Qwen3.7-Max was tasked with optimizing a hardware-based attention kernel for the open-source inference software SGLang. The hardware was a cloud instance with T-Head-ZW-M890 accelerators, an AI chip platform from Alibaba's own semiconductor arm.
The Qwen team says the model had never seen this chip architecture during training. It started with no measurement data, no hardware docs, and no sample code. The only thing it had to work with was the existing reference implementation, written in the Triton programming language.
Over about 35 hours of nonstop autonomous work, the model ran 432 kernel tests with 1,158 total tool calls. It compiled, measured, and revised the code in loops, caught compilation errors, and tracked down performance bottlenecks on its own. The result, according to the Qwen researchers, is an average 10x speedup over the reference implementation.
Competitor models came up well short in the same setup. GLM 5.1 hit a 7.3x speedup, Kimi K2.6 got to 5x, DeepSeek V4 Pro managed 3.3x, and the predecessor Qwen3.6-Plus barely moved the needle at 1.1x. Models that quit early ended their sessions on their own after five straight rounds with no tool calls. On the standardized KernelBench L3 benchmark, Qwen3.7-Max claims to produce accelerated kernels 96 percent of the time, just behind Anthropic's Opus 4.6 at 98 percent.

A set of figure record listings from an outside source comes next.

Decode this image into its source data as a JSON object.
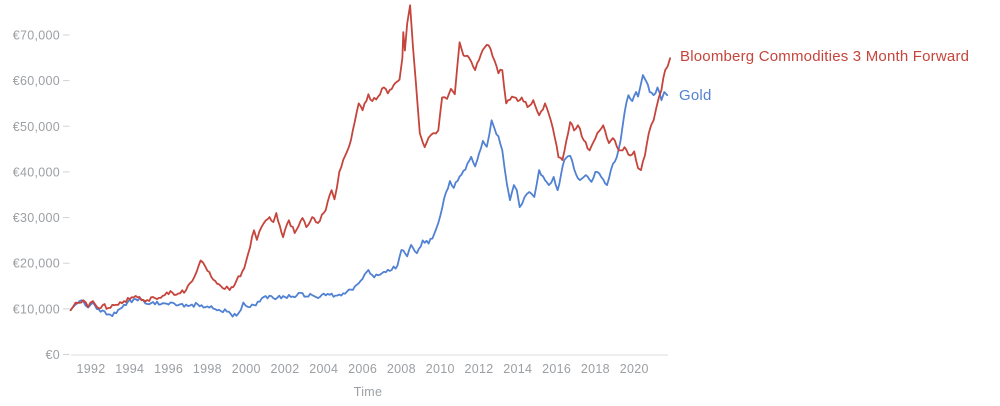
{
  "page": {
    "background": "#ffffff"
  },
  "legend": {
    "bloomberg_label": "Bloomberg Commodities 3 Month Forward",
    "gold_label": "Gold"
  },
  "chart_data": {
    "type": "line",
    "title": "",
    "xlabel": "Time",
    "ylabel": "",
    "currency": "EUR",
    "grid": false,
    "legend_position": "right of line ends",
    "x_range": [
      1990.9,
      2022.4
    ],
    "ylim": [
      0,
      78000
    ],
    "x_ticks": [
      1992,
      1994,
      1996,
      1998,
      2000,
      2002,
      2004,
      2006,
      2008,
      2010,
      2012,
      2014,
      2016,
      2018,
      2020
    ],
    "y_ticks": [
      {
        "value": 0,
        "label": "€0"
      },
      {
        "value": 10000,
        "label": "€10,000"
      },
      {
        "value": 20000,
        "label": "€20,000"
      },
      {
        "value": 30000,
        "label": "€30,000"
      },
      {
        "value": 40000,
        "label": "€40,000"
      },
      {
        "value": 50000,
        "label": "€50,000"
      },
      {
        "value": 60000,
        "label": "€60,000"
      },
      {
        "value": 70000,
        "label": "€70,000"
      }
    ],
    "style": {
      "axis_text_color": "#9b9fa3",
      "axis_line_color": "#e3e4e6",
      "tick_mark_color": "#d0d3d6",
      "line_width": 1.8
    },
    "series": [
      {
        "name": "Bloomberg Commodities 3 Month Forward",
        "color": "#c5453c",
        "points": [
          [
            1990.95,
            9700
          ],
          [
            1991.1,
            10600
          ],
          [
            1991.3,
            11300
          ],
          [
            1991.6,
            11900
          ],
          [
            1991.85,
            10400
          ],
          [
            1992.1,
            11700
          ],
          [
            1992.4,
            10100
          ],
          [
            1992.6,
            10800
          ],
          [
            1992.9,
            10200
          ],
          [
            1993.2,
            10800
          ],
          [
            1993.7,
            11700
          ],
          [
            1994.0,
            12100
          ],
          [
            1994.2,
            12500
          ],
          [
            1994.5,
            12600
          ],
          [
            1994.8,
            11600
          ],
          [
            1995.2,
            12600
          ],
          [
            1995.5,
            12400
          ],
          [
            1995.8,
            13000
          ],
          [
            1996.1,
            13900
          ],
          [
            1996.4,
            13100
          ],
          [
            1996.9,
            14100
          ],
          [
            1997.1,
            15600
          ],
          [
            1997.35,
            17200
          ],
          [
            1997.65,
            20600
          ],
          [
            1997.9,
            19200
          ],
          [
            1998.2,
            17000
          ],
          [
            1998.5,
            15500
          ],
          [
            1998.8,
            14500
          ],
          [
            1999.0,
            14900
          ],
          [
            1999.15,
            14100
          ],
          [
            1999.5,
            16200
          ],
          [
            1999.8,
            18200
          ],
          [
            2000.0,
            20500
          ],
          [
            2000.2,
            23500
          ],
          [
            2000.4,
            27200
          ],
          [
            2000.55,
            25100
          ],
          [
            2000.8,
            28000
          ],
          [
            2001.2,
            30100
          ],
          [
            2001.4,
            29000
          ],
          [
            2001.55,
            31000
          ],
          [
            2001.9,
            25700
          ],
          [
            2002.2,
            29400
          ],
          [
            2002.5,
            26600
          ],
          [
            2002.9,
            29900
          ],
          [
            2003.1,
            27900
          ],
          [
            2003.4,
            30100
          ],
          [
            2003.7,
            28800
          ],
          [
            2004.1,
            31600
          ],
          [
            2004.4,
            36000
          ],
          [
            2004.55,
            34000
          ],
          [
            2004.8,
            40000
          ],
          [
            2005.0,
            42600
          ],
          [
            2005.2,
            44500
          ],
          [
            2005.4,
            47000
          ],
          [
            2005.6,
            51000
          ],
          [
            2005.8,
            55000
          ],
          [
            2006.0,
            53500
          ],
          [
            2006.3,
            57000
          ],
          [
            2006.5,
            55500
          ],
          [
            2006.8,
            56500
          ],
          [
            2007.1,
            58500
          ],
          [
            2007.3,
            57200
          ],
          [
            2007.6,
            59000
          ],
          [
            2007.9,
            60200
          ],
          [
            2008.05,
            65000
          ],
          [
            2008.1,
            70600
          ],
          [
            2008.18,
            66600
          ],
          [
            2008.3,
            72500
          ],
          [
            2008.45,
            76500
          ],
          [
            2008.6,
            67300
          ],
          [
            2008.75,
            59500
          ],
          [
            2008.95,
            48500
          ],
          [
            2009.1,
            46500
          ],
          [
            2009.2,
            45400
          ],
          [
            2009.4,
            47500
          ],
          [
            2009.65,
            48500
          ],
          [
            2009.9,
            49100
          ],
          [
            2010.1,
            56300
          ],
          [
            2010.35,
            56000
          ],
          [
            2010.55,
            58200
          ],
          [
            2010.75,
            57000
          ],
          [
            2011.0,
            68400
          ],
          [
            2011.2,
            65500
          ],
          [
            2011.5,
            64900
          ],
          [
            2011.8,
            62300
          ],
          [
            2012.0,
            64500
          ],
          [
            2012.3,
            67300
          ],
          [
            2012.5,
            67700
          ],
          [
            2012.8,
            64400
          ],
          [
            2013.0,
            61600
          ],
          [
            2013.2,
            62300
          ],
          [
            2013.4,
            55000
          ],
          [
            2013.7,
            56500
          ],
          [
            2014.0,
            55500
          ],
          [
            2014.2,
            56300
          ],
          [
            2014.5,
            54200
          ],
          [
            2014.8,
            55700
          ],
          [
            2015.1,
            52400
          ],
          [
            2015.4,
            55000
          ],
          [
            2015.7,
            51300
          ],
          [
            2015.9,
            47600
          ],
          [
            2016.1,
            43200
          ],
          [
            2016.3,
            42600
          ],
          [
            2016.7,
            50900
          ],
          [
            2016.9,
            49100
          ],
          [
            2017.1,
            50200
          ],
          [
            2017.4,
            46900
          ],
          [
            2017.7,
            44700
          ],
          [
            2018.1,
            48500
          ],
          [
            2018.4,
            50200
          ],
          [
            2018.7,
            46300
          ],
          [
            2018.9,
            47400
          ],
          [
            2019.2,
            44700
          ],
          [
            2019.5,
            45400
          ],
          [
            2019.8,
            43600
          ],
          [
            2020.0,
            44500
          ],
          [
            2020.2,
            40800
          ],
          [
            2020.35,
            40400
          ],
          [
            2020.55,
            43600
          ],
          [
            2020.75,
            48500
          ],
          [
            2021.0,
            51300
          ],
          [
            2021.15,
            54200
          ],
          [
            2021.4,
            57900
          ],
          [
            2021.6,
            62300
          ],
          [
            2021.85,
            64900
          ]
        ]
      },
      {
        "name": "Gold",
        "color": "#5181d3",
        "points": [
          [
            1990.95,
            9700
          ],
          [
            1991.1,
            10500
          ],
          [
            1991.3,
            11200
          ],
          [
            1991.6,
            11700
          ],
          [
            1991.85,
            10300
          ],
          [
            1992.1,
            11400
          ],
          [
            1992.4,
            9900
          ],
          [
            1992.9,
            8800
          ],
          [
            1993.1,
            8400
          ],
          [
            1993.4,
            9800
          ],
          [
            1993.7,
            10900
          ],
          [
            1994.2,
            12100
          ],
          [
            1994.5,
            12300
          ],
          [
            1994.8,
            11200
          ],
          [
            1995.2,
            11500
          ],
          [
            1995.6,
            11000
          ],
          [
            1996.1,
            11400
          ],
          [
            1996.5,
            10800
          ],
          [
            1997.0,
            10600
          ],
          [
            1997.5,
            11000
          ],
          [
            1997.8,
            10300
          ],
          [
            1998.2,
            10600
          ],
          [
            1998.6,
            9800
          ],
          [
            1999.0,
            9400
          ],
          [
            1999.3,
            8300
          ],
          [
            1999.6,
            9000
          ],
          [
            1999.85,
            11400
          ],
          [
            2000.1,
            10400
          ],
          [
            2000.4,
            10800
          ],
          [
            2000.9,
            12600
          ],
          [
            2001.3,
            12800
          ],
          [
            2001.6,
            12400
          ],
          [
            2001.9,
            12800
          ],
          [
            2002.3,
            12600
          ],
          [
            2002.8,
            13500
          ],
          [
            2003.1,
            12700
          ],
          [
            2003.4,
            13000
          ],
          [
            2003.8,
            12600
          ],
          [
            2004.2,
            13300
          ],
          [
            2004.6,
            12900
          ],
          [
            2005.0,
            13400
          ],
          [
            2005.4,
            14200
          ],
          [
            2005.8,
            15600
          ],
          [
            2006.1,
            17500
          ],
          [
            2006.3,
            18500
          ],
          [
            2006.6,
            16900
          ],
          [
            2007.0,
            17800
          ],
          [
            2007.4,
            18300
          ],
          [
            2007.8,
            19500
          ],
          [
            2008.0,
            22900
          ],
          [
            2008.3,
            21500
          ],
          [
            2008.5,
            24000
          ],
          [
            2008.8,
            22200
          ],
          [
            2009.1,
            25000
          ],
          [
            2009.4,
            24300
          ],
          [
            2009.7,
            26500
          ],
          [
            2009.9,
            28800
          ],
          [
            2010.1,
            32000
          ],
          [
            2010.3,
            35500
          ],
          [
            2010.5,
            38000
          ],
          [
            2010.7,
            36500
          ],
          [
            2011.0,
            39000
          ],
          [
            2011.3,
            40500
          ],
          [
            2011.6,
            43300
          ],
          [
            2011.8,
            41200
          ],
          [
            2012.0,
            44000
          ],
          [
            2012.2,
            46800
          ],
          [
            2012.4,
            45500
          ],
          [
            2012.65,
            51300
          ],
          [
            2012.8,
            49500
          ],
          [
            2013.0,
            47800
          ],
          [
            2013.2,
            44700
          ],
          [
            2013.45,
            37100
          ],
          [
            2013.6,
            33800
          ],
          [
            2013.8,
            37100
          ],
          [
            2013.95,
            36000
          ],
          [
            2014.1,
            32300
          ],
          [
            2014.35,
            34500
          ],
          [
            2014.6,
            35600
          ],
          [
            2014.85,
            34500
          ],
          [
            2015.1,
            40400
          ],
          [
            2015.4,
            38200
          ],
          [
            2015.6,
            37100
          ],
          [
            2015.85,
            38900
          ],
          [
            2016.05,
            36000
          ],
          [
            2016.4,
            42600
          ],
          [
            2016.7,
            43500
          ],
          [
            2017.0,
            39500
          ],
          [
            2017.2,
            38200
          ],
          [
            2017.5,
            39300
          ],
          [
            2017.8,
            37800
          ],
          [
            2018.0,
            40000
          ],
          [
            2018.3,
            38900
          ],
          [
            2018.6,
            37100
          ],
          [
            2018.8,
            40400
          ],
          [
            2019.1,
            43200
          ],
          [
            2019.3,
            46900
          ],
          [
            2019.5,
            52900
          ],
          [
            2019.7,
            56800
          ],
          [
            2019.9,
            55500
          ],
          [
            2020.1,
            57500
          ],
          [
            2020.2,
            56500
          ],
          [
            2020.45,
            61200
          ],
          [
            2020.6,
            60000
          ],
          [
            2020.8,
            57500
          ],
          [
            2021.0,
            56800
          ],
          [
            2021.2,
            58500
          ],
          [
            2021.4,
            55700
          ],
          [
            2021.55,
            57500
          ],
          [
            2021.7,
            56800
          ]
        ]
      }
    ]
  }
}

Qwen3.7-Max builds on a training approach the team first rolled out with Qwen3.5. Each training task breaks into three independent pieces: the actual task, the tool environment, and the validator that checks the result. These can be mixed and matched freely.

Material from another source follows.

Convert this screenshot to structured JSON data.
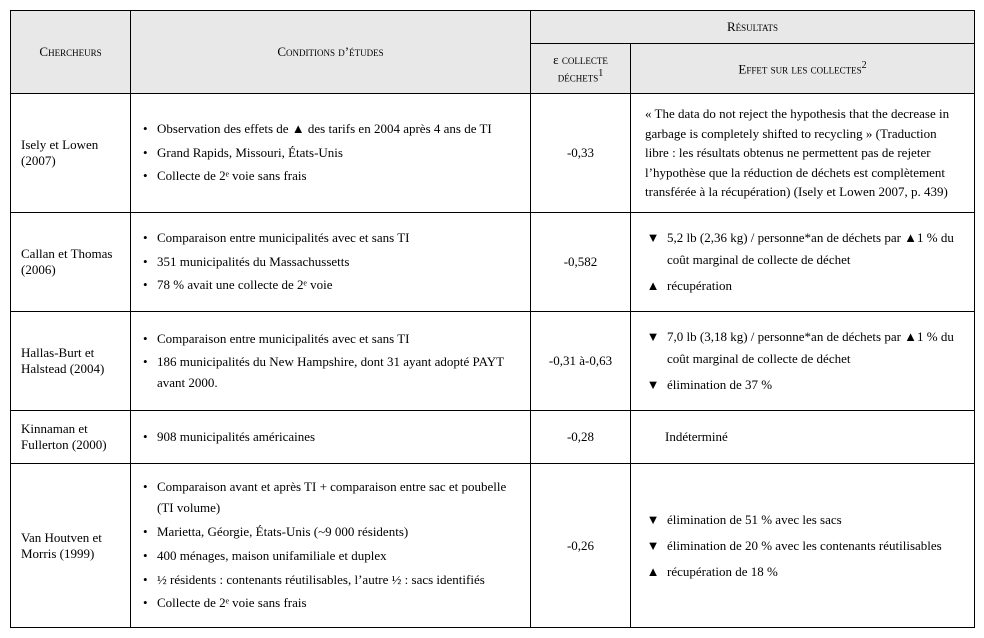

The same task gets practiced across different tool environments and checked with different test methods. That's meant to force the model to pick up strategies that work everywhere, not just shortcuts tied to one specific setup. On QwenClawBench and CoWorkBench, Qwen3.7-Max holds steady no matter which test environment it's dropped into, the team says.
The Qwen team also put Qwen3.7-Max to work as a watchdog during its own training. The model watched training runs for software engineering tasks for over 80 hours and ran more than 10,000 checks. It hunted for tricks the model being trained might pull to game its rewards, like grabbing correct answers straight off GitHub. Qwen3.7-Max wrote 13 new detection rules and flagged 1,618 cases.

To gauge long-term planning, the team used YC-Bench, a benchmark that simulates a startup's full one-year life cycle. The model has to manage staff across hundreds of decision rounds, review contracts, spot bad-faith customers, and keep profit margins healthy against rising labor costs.
Qwen3.7-Max pulled in $2.08 million in total revenue and wrapped up 237 tasks. Its predecessor, Qwen3.6-Plus, hit $1.05 million. Qwen3.5-Plus managed just $352,000.
Across most benchmarks, Qwen3.7-Max trades blows with Claude Opus 4.6 Max, Kimi K2.6 Thinking, GLM-5.1 Thinking, and DeepSeek V4 Pro Max. On SWE-Verified, the model scored 80.4, nearly tied with Opus 4.6 Max (80.8) and DeepSeek V4 Pro Max (80.6). On the math and science benchmarks GPQA Diamond (92.4), HMMT 2026 February (97.1), and Apex (44.5), Qwen3.7-Max tops the provider's own comparison table.


Some of those benchmarks are homegrown, though. QwenWebDev, QwenClawBench, CoWorkBench, and QwenWorldBench all come from the Qwen team itself. Every result here is self-reported. A closer look at scaling dynamics and methodology is coming in an upcoming technical report.
Beyond the usual use cases, the team also shows off Qwen3.7-Max steering a four-legged robot. Using its own robotics framework and a paired navigation model, the language model guides the robot through physical spaces.